Q1. Why can you not gain full marks on a "How fully" question using the source alone? [2 marks]

  • What the marker wants. Because SQA caps the marks available from source points; reaching the top of the tariff requires adding relevant recalled knowledge the source leaves out.

Q2. How should you signpost a point of recalled knowledge so the marker credits it? [1 mark]

  • What the marker wants. With a clear phrase such as "the source does not mention...", followed by a developed, relevant point about the issue from your own knowledge.

Q3. What does a good judgement on a "How fully" question look like? [2 marks]

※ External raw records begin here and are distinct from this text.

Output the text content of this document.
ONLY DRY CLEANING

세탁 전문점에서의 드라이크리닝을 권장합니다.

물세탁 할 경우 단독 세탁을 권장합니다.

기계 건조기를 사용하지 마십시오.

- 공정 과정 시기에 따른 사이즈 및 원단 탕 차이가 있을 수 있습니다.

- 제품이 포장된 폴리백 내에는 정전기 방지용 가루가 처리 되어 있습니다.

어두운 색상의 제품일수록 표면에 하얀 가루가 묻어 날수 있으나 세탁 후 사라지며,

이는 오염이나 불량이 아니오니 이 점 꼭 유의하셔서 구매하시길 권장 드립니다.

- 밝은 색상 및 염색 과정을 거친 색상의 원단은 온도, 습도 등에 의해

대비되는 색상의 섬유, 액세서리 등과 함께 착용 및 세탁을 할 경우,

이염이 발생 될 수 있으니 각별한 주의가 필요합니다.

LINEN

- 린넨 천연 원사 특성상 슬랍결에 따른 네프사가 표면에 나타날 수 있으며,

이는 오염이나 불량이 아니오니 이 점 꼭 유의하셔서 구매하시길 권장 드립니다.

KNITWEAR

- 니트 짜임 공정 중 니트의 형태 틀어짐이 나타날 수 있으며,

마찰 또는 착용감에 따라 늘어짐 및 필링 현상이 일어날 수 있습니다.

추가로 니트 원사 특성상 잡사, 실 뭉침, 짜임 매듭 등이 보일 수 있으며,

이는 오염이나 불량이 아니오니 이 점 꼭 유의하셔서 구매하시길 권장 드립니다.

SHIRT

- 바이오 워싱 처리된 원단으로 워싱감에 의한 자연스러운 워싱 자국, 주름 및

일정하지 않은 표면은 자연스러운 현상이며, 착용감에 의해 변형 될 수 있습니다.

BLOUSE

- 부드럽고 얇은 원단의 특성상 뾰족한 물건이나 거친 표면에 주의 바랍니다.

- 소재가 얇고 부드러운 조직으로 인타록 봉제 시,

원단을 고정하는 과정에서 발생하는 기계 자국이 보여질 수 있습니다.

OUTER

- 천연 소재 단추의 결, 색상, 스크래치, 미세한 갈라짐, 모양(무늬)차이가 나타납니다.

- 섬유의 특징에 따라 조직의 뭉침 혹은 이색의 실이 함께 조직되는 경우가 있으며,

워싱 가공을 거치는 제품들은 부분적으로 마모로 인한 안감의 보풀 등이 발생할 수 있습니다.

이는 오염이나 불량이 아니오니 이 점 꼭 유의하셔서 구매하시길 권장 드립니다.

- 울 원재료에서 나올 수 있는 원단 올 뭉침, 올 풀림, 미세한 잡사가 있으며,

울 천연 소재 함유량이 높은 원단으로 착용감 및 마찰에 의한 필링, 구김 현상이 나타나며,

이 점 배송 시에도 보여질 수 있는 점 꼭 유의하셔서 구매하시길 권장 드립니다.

  • What the marker wants. A supported statement weighing what the source covers against what it omits, such as "the source covers the issue only partly because it includes X but leaves out Y", rather than a bare "not fully".

A note on sources

This guide is AI-written and not individually human-reviewed. Question wording and mark allocations follow the published SQA National 5 History format; verify current paper structure and question types against the SQA National 5 History course specification and marking instructions at sqa.org.uk.

Exam-style practice questions

Practice questions written in the style of SQA exam questions on this dot point, with worked answer explainers. The year tag is the paper they imitate, not the source.

SQA N5 style6 marksHow fully does Source C describe [a named development]? (6 marks)
Show worked answer →

The "How fully" question rewards both source points and recalled knowledge. The marker credits relevant points you select from the source and, crucially, relevant points of your own knowledge that the source does not mention, up to a limit on each.

A typical 6 mark answer takes two or three relevant points from the source, each clearly drawn from it, then adds three or four relevant points of recall the source omits, then reaches a judgement on how fully the source covers the issue. Source points alone cannot reach the top of the tariff.

Open by stating the source covers the issue partly, then "the source mentions..." for each source point, then "however, the source does not mention..." for each recall point, then a short judgement. Marks are lost when candidates only quote the source and add no knowledge of their own.

SQA N5 style6 marksHow fully does Source D explain the reasons for [an event]? (6 marks)
Show worked answer →

A 6 mark "How fully" question on reasons works the same way: select reasons given in the source, then add reasons from your own knowledge the source leaves out, and judge how complete the source's coverage is.

Make each source point clearly anchored: "the source explains that..." so the marker sees it came from the source. Then signpost recall: "the source does not mention that..." for each additional reason you know. Both kinds of point are needed; an answer that is all source or all recall is capped.

End with a balanced judgement: "the source explains the issue only partly, because while it covers several reasons it leaves out important ones such as...". A supported judgement, not a bare "not fully", is what completes the answer.